Preparing for Bad Behavior


By Cindy Campbell

Hostility. Aggression. Belligerence. Incivility. Rudeness.

All these words describe bad human behavior. Again this week, an over-the-top outburst was caught on video and went viral. Maybe you’ve seen it: A female would-be airline passenger went ballistic at the gate, reportedly because her flight was delayed.

It’s disheartening to think these scenarios don’t surprise us anymore. We have grown to expect bad behavior and at some level, tolerate it. Having said that, there is a significant difference between expecting bad behavior and being trained and prepared to encounter and effectively deal with it. We see emotional, anger-filled outbursts and disrespectful behavior everywhere. As our agencies’ representatives, frontline staff must be well prepared to handle these encounters.
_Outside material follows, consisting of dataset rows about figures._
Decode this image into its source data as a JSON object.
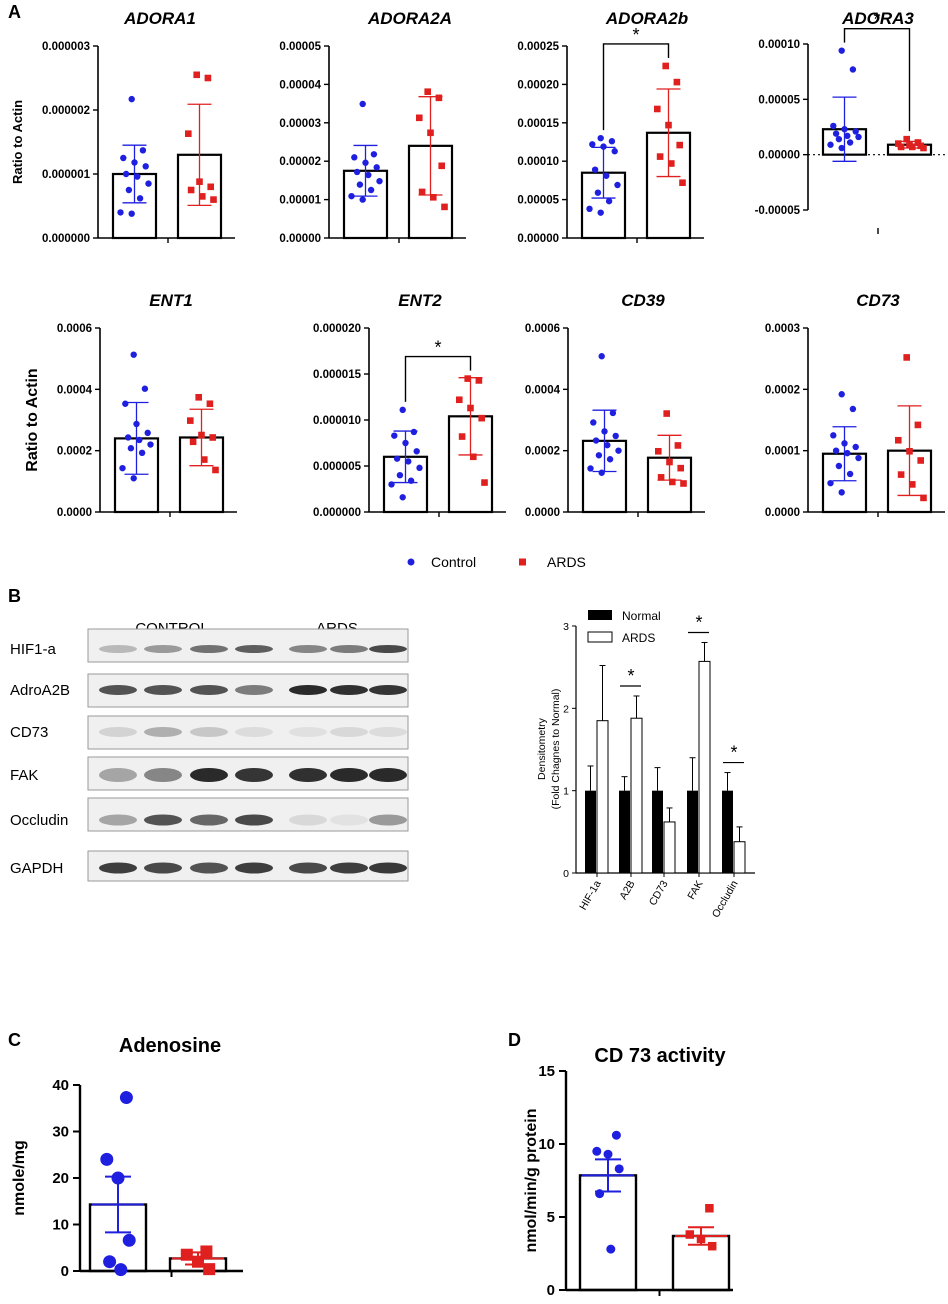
{
  "figure": {
    "panel_letters": [
      "A",
      "B",
      "C",
      "D"
    ],
    "legend_a": {
      "control": "Control",
      "ards": "ARDS"
    },
    "colors": {
      "control": "#1f1fe0",
      "ards": "#e01f1f",
      "black": "#000000"
    }
  },
  "chart_data": [
    {
      "id": "adora1",
      "type": "bar",
      "title": "ADORA1",
      "ylabel": "Ratio to Actin",
      "ylim": [
        0,
        3e-06
      ],
      "ticks": [
        "0.000000",
        "0.000001",
        "0.000002",
        "0.000003"
      ],
      "categories": [
        "Control",
        "ARDS"
      ],
      "means": [
        1e-06,
        1.3e-06
      ],
      "sd": [
        4.5e-07,
        7.9e-07
      ],
      "points": [
        [
          2.17e-06,
          1.37e-06,
          1.25e-06,
          1.18e-06,
          1.12e-06,
          1e-06,
          9.6e-07,
          8.5e-07,
          7.5e-07,
          6.2e-07,
          4e-07,
          3.8e-07
        ],
        [
          2.55e-06,
          2.5e-06,
          1.63e-06,
          8.8e-07,
          8e-07,
          7.5e-07,
          6.5e-07,
          6e-07
        ]
      ],
      "significance": ""
    },
    {
      "id": "adora2a",
      "type": "bar",
      "title": "ADORA2A",
      "ylabel": "",
      "ylim": [
        0,
        5e-05
      ],
      "ticks": [
        "0.00000",
        "0.00001",
        "0.00002",
        "0.00003",
        "0.00004",
        "0.00005"
      ],
      "categories": [
        "Control",
        "ARDS"
      ],
      "means": [
        1.75e-05,
        2.4e-05
      ],
      "sd": [
        6.6e-06,
        1.28e-05
      ],
      "points": [
        [
          3.49e-05,
          2.18e-05,
          2.1e-05,
          1.96e-05,
          1.84e-05,
          1.72e-05,
          1.64e-05,
          1.48e-05,
          1.39e-05,
          1.25e-05,
          1.09e-05,
          1e-05
        ],
        [
          3.81e-05,
          3.65e-05,
          3.13e-05,
          2.74e-05,
          1.88e-05,
          1.2e-05,
          1.06e-05,
          8.1e-06
        ]
      ],
      "significance": ""
    },
    {
      "id": "adora2b",
      "type": "bar",
      "title": "ADORA2b",
      "ylabel": "",
      "ylim": [
        0,
        0.00025
      ],
      "ticks": [
        "0.00000",
        "0.00005",
        "0.00010",
        "0.00015",
        "0.00020",
        "0.00025"
      ],
      "categories": [
        "Control",
        "ARDS"
      ],
      "means": [
        8.5e-05,
        0.000137
      ],
      "sd": [
        3.3e-05,
        5.7e-05
      ],
      "points": [
        [
          0.00013,
          0.000126,
          0.000122,
          0.000119,
          0.000113,
          8.9e-05,
          8.1e-05,
          6.9e-05,
          5.9e-05,
          4.8e-05,
          3.8e-05,
          3.3e-05
        ],
        [
          0.000224,
          0.000203,
          0.000168,
          0.000147,
          0.000121,
          0.000106,
          9.7e-05,
          7.2e-05
        ]
      ],
      "significance": "*"
    },
    {
      "id": "adora3",
      "type": "bar",
      "title": "ADORA3",
      "ylabel": "",
      "ylim": [
        -5e-05,
        0.0001
      ],
      "ticks": [
        "-0.00005",
        "0.00000",
        "0.00005",
        "0.00010"
      ],
      "categories": [
        "Control",
        "ARDS"
      ],
      "means": [
        2.3e-05,
        9e-06
      ],
      "sd": [
        2.9e-05,
        3e-06
      ],
      "points": [
        [
          9.4e-05,
          7.7e-05,
          2.6e-05,
          2.3e-05,
          2.1e-05,
          1.9e-05,
          1.7e-05,
          1.6e-05,
          1.4e-05,
          1.1e-05,
          9e-06,
          6e-06
        ],
        [
          1.4e-05,
          1.1e-05,
          1e-05,
          9e-06,
          8e-06,
          7e-06,
          7e-06,
          6e-06
        ]
      ],
      "significance": "*"
    },
    {
      "id": "ent1",
      "type": "bar",
      "title": "ENT1",
      "ylabel": "Ratio to Actin",
      "ylim": [
        0,
        0.0006
      ],
      "ticks": [
        "0.0000",
        "0.0002",
        "0.0004",
        "0.0006"
      ],
      "categories": [
        "Control",
        "ARDS"
      ],
      "means": [
        0.00024,
        0.000243
      ],
      "sd": [
        0.000117,
        9.2e-05
      ],
      "points": [
        [
          0.000513,
          0.000402,
          0.000353,
          0.000287,
          0.000258,
          0.000243,
          0.000235,
          0.00022,
          0.000208,
          0.000193,
          0.000143,
          0.00011
        ],
        [
          0.000374,
          0.000353,
          0.000298,
          0.000251,
          0.000243,
          0.000229,
          0.000171,
          0.000137
        ]
      ],
      "significance": ""
    },
    {
      "id": "ent2",
      "type": "bar",
      "title": "ENT2",
      "ylabel": "",
      "ylim": [
        0,
        2e-05
      ],
      "ticks": [
        "0.000000",
        "0.000005",
        "0.000010",
        "0.000015",
        "0.000020"
      ],
      "categories": [
        "Control",
        "ARDS"
      ],
      "means": [
        6e-06,
        1.04e-05
      ],
      "sd": [
        2.8e-06,
        4.2e-06
      ],
      "points": [
        [
          1.11e-05,
          8.7e-06,
          8.3e-06,
          7.5e-06,
          6.6e-06,
          5.8e-06,
          5.5e-06,
          4.8e-06,
          4e-06,
          3.4e-06,
          3e-06,
          1.6e-06
        ],
        [
          1.45e-05,
          1.43e-05,
          1.22e-05,
          1.13e-05,
          1.02e-05,
          8.2e-06,
          6e-06,
          3.2e-06
        ]
      ],
      "significance": "*"
    },
    {
      "id": "cd39",
      "type": "bar",
      "title": "CD39",
      "ylabel": "",
      "ylim": [
        0,
        0.0006
      ],
      "ticks": [
        "0.0000",
        "0.0002",
        "0.0004",
        "0.0006"
      ],
      "categories": [
        "Control",
        "ARDS"
      ],
      "means": [
        0.000232,
        0.000177
      ],
      "sd": [
        0.0001,
        7.3e-05
      ],
      "points": [
        [
          0.000508,
          0.000323,
          0.000292,
          0.000263,
          0.000248,
          0.000233,
          0.000218,
          0.0002,
          0.000185,
          0.000172,
          0.000142,
          0.000128
        ],
        [
          0.000321,
          0.000217,
          0.000198,
          0.000163,
          0.000143,
          0.000113,
          9.8e-05,
          9.3e-05
        ]
      ],
      "significance": ""
    },
    {
      "id": "cd73",
      "type": "bar",
      "title": "CD73",
      "ylabel": "",
      "ylim": [
        0,
        0.0003
      ],
      "ticks": [
        "0.0000",
        "0.0001",
        "0.0002",
        "0.0003"
      ],
      "categories": [
        "Control",
        "ARDS"
      ],
      "means": [
        9.5e-05,
        0.0001
      ],
      "sd": [
        4.4e-05,
        7.3e-05
      ],
      "points": [
        [
          0.000192,
          0.000168,
          0.000125,
          0.000112,
          0.000106,
          0.0001,
          9.6e-05,
          8.8e-05,
          7.5e-05,
          6.2e-05,
          4.7e-05,
          3.2e-05
        ],
        [
          0.000252,
          0.000142,
          0.000117,
          9.9e-05,
          8.4e-05,
          6.1e-05,
          4.5e-05,
          2.3e-05
        ]
      ],
      "significance": ""
    },
    {
      "id": "densitometry",
      "type": "bar",
      "title": "",
      "ylabel": [
        "Densitometry",
        "(Fold Chagnes to Normal)"
      ],
      "ylim": [
        0,
        3
      ],
      "ticks": [
        "0",
        "1",
        "2",
        "3"
      ],
      "categories": [
        "HIF-1a",
        "A2B",
        "CD73",
        "FAK",
        "Occludin"
      ],
      "series": [
        {
          "name": "Normal",
          "values": [
            1.0,
            1.0,
            1.0,
            1.0,
            1.0
          ],
          "err": [
            0.3,
            0.17,
            0.28,
            0.4,
            0.22
          ]
        },
        {
          "name": "ARDS",
          "values": [
            1.85,
            1.88,
            0.62,
            2.57,
            0.38
          ],
          "err": [
            0.67,
            0.27,
            0.17,
            0.23,
            0.18
          ]
        }
      ],
      "significance": [
        "",
        "*",
        "",
        "*",
        "*"
      ]
    },
    {
      "id": "adenosine",
      "type": "bar",
      "title": "Adenosine",
      "ylabel": "nmole/mg",
      "ylim": [
        0,
        40
      ],
      "ticks": [
        "0",
        "10",
        "20",
        "30",
        "40"
      ],
      "categories": [
        "Control",
        "ARDS"
      ],
      "means": [
        14.3,
        2.7
      ],
      "sem": [
        6.0,
        1.3
      ],
      "points": [
        [
          37.3,
          24.0,
          20.0,
          6.6,
          2.0,
          0.3
        ],
        [
          4.2,
          3.5,
          2.0,
          0.4
        ]
      ]
    },
    {
      "id": "cd73_activity",
      "type": "bar",
      "title": "CD 73 activity",
      "ylabel": "nmol/min/g protein",
      "ylim": [
        0,
        15
      ],
      "ticks": [
        "0",
        "5",
        "10",
        "15"
      ],
      "categories": [
        "Control",
        "ARDS"
      ],
      "means": [
        7.85,
        3.7
      ],
      "sem": [
        1.1,
        0.6
      ],
      "points": [
        [
          10.6,
          9.5,
          9.3,
          8.3,
          6.6,
          2.8
        ],
        [
          5.6,
          3.8,
          3.5,
          3.0
        ]
      ]
    }
  ],
  "western_blot": {
    "groups": [
      "CONTROL",
      "ARDS"
    ],
    "rows": [
      {
        "label": "HIF1-a",
        "intensity": [
          0.25,
          0.4,
          0.6,
          0.7,
          0.5,
          0.55,
          0.8
        ],
        "band_height": 6
      },
      {
        "label": "AdroA2B",
        "intensity": [
          0.75,
          0.75,
          0.75,
          0.55,
          0.95,
          0.92,
          0.9
        ],
        "band_height": 8
      },
      {
        "label": "CD73",
        "intensity": [
          0.12,
          0.3,
          0.18,
          0.08,
          0.06,
          0.1,
          0.08
        ],
        "band_height": 8
      },
      {
        "label": "FAK",
        "intensity": [
          0.35,
          0.5,
          0.95,
          0.9,
          0.92,
          0.95,
          0.95
        ],
        "band_height": 12
      },
      {
        "label": "Occludin",
        "intensity": [
          0.35,
          0.75,
          0.65,
          0.8,
          0.1,
          0.05,
          0.4
        ],
        "band_height": 9
      },
      {
        "label": "GAPDH",
        "intensity": [
          0.85,
          0.8,
          0.75,
          0.85,
          0.8,
          0.85,
          0.88
        ],
        "band_height": 9
      }
    ]
  }
}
It’s important to recognize that within our industry, customers are frequently hostile, even aggressive, and often have difficulty hearing and understanding our intended message. You have likely experienced scenarios where citizens see themselves as victims rather than customers. The skillset to capably provide helpful service within a public service agency requires the ability to quickly sort information and apply an appropriate response. Frontline staff typically perform their duties independently and therefore must be resourceful and aware that their words affect how they are perceived. The goal must be to quickly decipher what we hear while keeping our emotions under control so we are prepared to calmly and effectively address the situation.

What steps will you take to promote this concept within your agency in 2019?

Cindy Campbell is IPMI’s senior training and development specialist. She is available for onsite trainings; visit

1 comment



01-11-2019 12:20

Cindy: Well said - it's tough to take these calls on a routine basis and I tell our CSRs every day how much I appreciate their mettle and that being yelled at by customers is no fun.  Our call center leadership team has done an awesome job underscoring that the person is upset with the situation and not our CSR, but  most importantly that our CSR has control over themselves ONLY.  By having control, they can take control of the call and own the outcome, which is to say that we evaluate their reaction and handling of the call, therefore they are doing their jobs well by remaining calm and resolving the situation to the best of their ability.  BTW - if they have a call that was particularly difficult, they can put a "star" on the "It's My Call" board and all entries are put into a basket for a drawing at the end of the month.  Small reward for a job well done, under challenging circumstances.  Thank you for the post and getting the discussion started!